Technically, abortion is the term used for the expulsion of the offspring before it can live out of the womb. Its expulsion before the normal time, but after it is capable of an independent existence, is premature parturition. In the cow this may be after seven and one-half months of pregnancy. Earl Spencer failed to raise any calf born before the two hundred and forty-second day. Dairymen use the term abortion for the expulsion of the product of conception at any time before the completion of the full period of a normal pregnancy, and in this sense it will be used in this article.

Abortion in cows is either contagious or noncontagious. It does not follow that the contagium is the sole cause in every case in which it is present. We know that the organized germs (microbes) of contagion vary much in potency at different times, and that the animal system also varies in susceptibility to their attack. The germ may therefore be present in a herd without any manifest injury, its disease-producing power having for the time abated considerably, or the whole herd being in a condition of comparative insusceptibility. At other times the same germ may have become so virulent that almost all pregnant cows succumb to its force, or the herd may have been subjected to other causes of abortion which, though of themselves powerless to actually cause abortion, may yet so predispose the animals that even the weaker germ will operate with destructive effect. In dealing with this disease, therefore, it is the part of wisdom not to rest satisfied with the discovery and removal of one specific cause, but rather to try to find every existent cause and to obtain a remedy by correcting all the harmful conditions.

NONCONTAGIOUS ABORTION.

As abortion most frequently occurs at those three-week intervals at which the cow would have been in heat if nonpregnant, we may assume a predisposition at such times owing to a periodicity in the nervous system and functions. Poor condition, weakness, and a too watery state of the blood is often a predisposing cause. This in its turn may result from poor or insufficient feed, from the excessive drain upon the udder while bearing the calf, from the use of feed deficient in certain essential elements, like the nitrogenous constituents or albuminoids, from chronic, wasting diseases, from roundworms or tapeworms in the bowels, from flat-worms (flukes, trematodes) in the liver, from worms in the lungs, from dark, damp, unhealthful buildings, etc. In some such cases the nourishment is so deficient that the fetus dies in the womb and is expelled in consequence. Excessive loss of blood, attended as it usually is with shock, becomes a direct cause of abortion.

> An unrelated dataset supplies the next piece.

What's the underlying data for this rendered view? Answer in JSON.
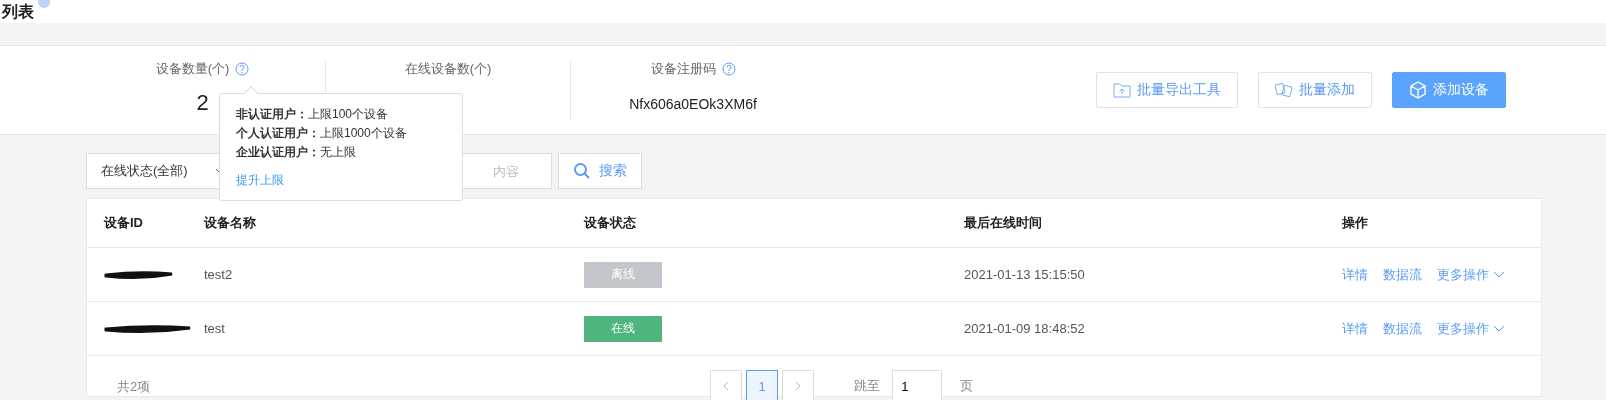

Acute inflammations of important organs are notorious causes of abortion, and in most contagious fevers (lung plague, rinderpest, foot-and-mouth disease) it is a common result. Affections of the chest which prevent due aeration of the blood induce contractions of the womb, as shown experimentally by Brown-Sequard. Pregnant women suffocated in smoke aborted in many cases. (Retoul.)

Ergoted grasses have long been known as a cause of widespread abortion in cows. The ergot is familiar as the dark purple or black, hard, spurlike growths which protrude from the seeds of the grasses at the period of their ripening. ([Pl. V].) It is especially common, in damp localities and cloudy seasons on meadows shaded by trees and protected against the free sweep of the winds. The same is to a large extent true of smut; hence, wet years have been often remarkable for the great prevalence of abortions. Abortions have greatly increased in New Zealand among cows since the introduction of rye grass, which is specially subject to ergot. As abortion is more prevalent in old dairying districts, the ergot may not be the sole cause in this instance.

The riding of one another by cows is attended by such severe muscular exertion, jars, jolts, mental excitement, and gravitation of the womb and abdominal organs backward that it may easily cause abortion in a predisposed animal.

Keeping in stalls that slope too much behind (more than 2 inches) acts in the same way, the compression from lying and the gravitation backward proving more than a predisposed cow can safely bear.

Deep gutters behind the stalls, into which one or both hind limbs slip unexpectedly, strain the loins and jar the body and womb most injuriously. Slippery stalls in which the flooring boards are laid longitudinally in place of transversely, and on which there is no device to give a firm foothold, are almost equally dangerous. Driving on icy ground, or through a narrow doorway where the abdomen is liable to be jammed, are other common causes. Aborting cows often fail to expel the afterbirth, and if this remains hanging in a putrid condition it is most injurious to pregnant cows in the near vicinity. So with retained afterbirth in other cows after calving. That some cows kept in filthy stables or with slaughterhouses near by may become inured to the odors and escape the evil results is no disproof of the injurious effects so often seen in such cases.

The excitement, jarring, and jolting of a railroad journey often cause abortion, especially as the cow nears the period of calving, and the terror or injury of railway or other accidents proves incomparably worse.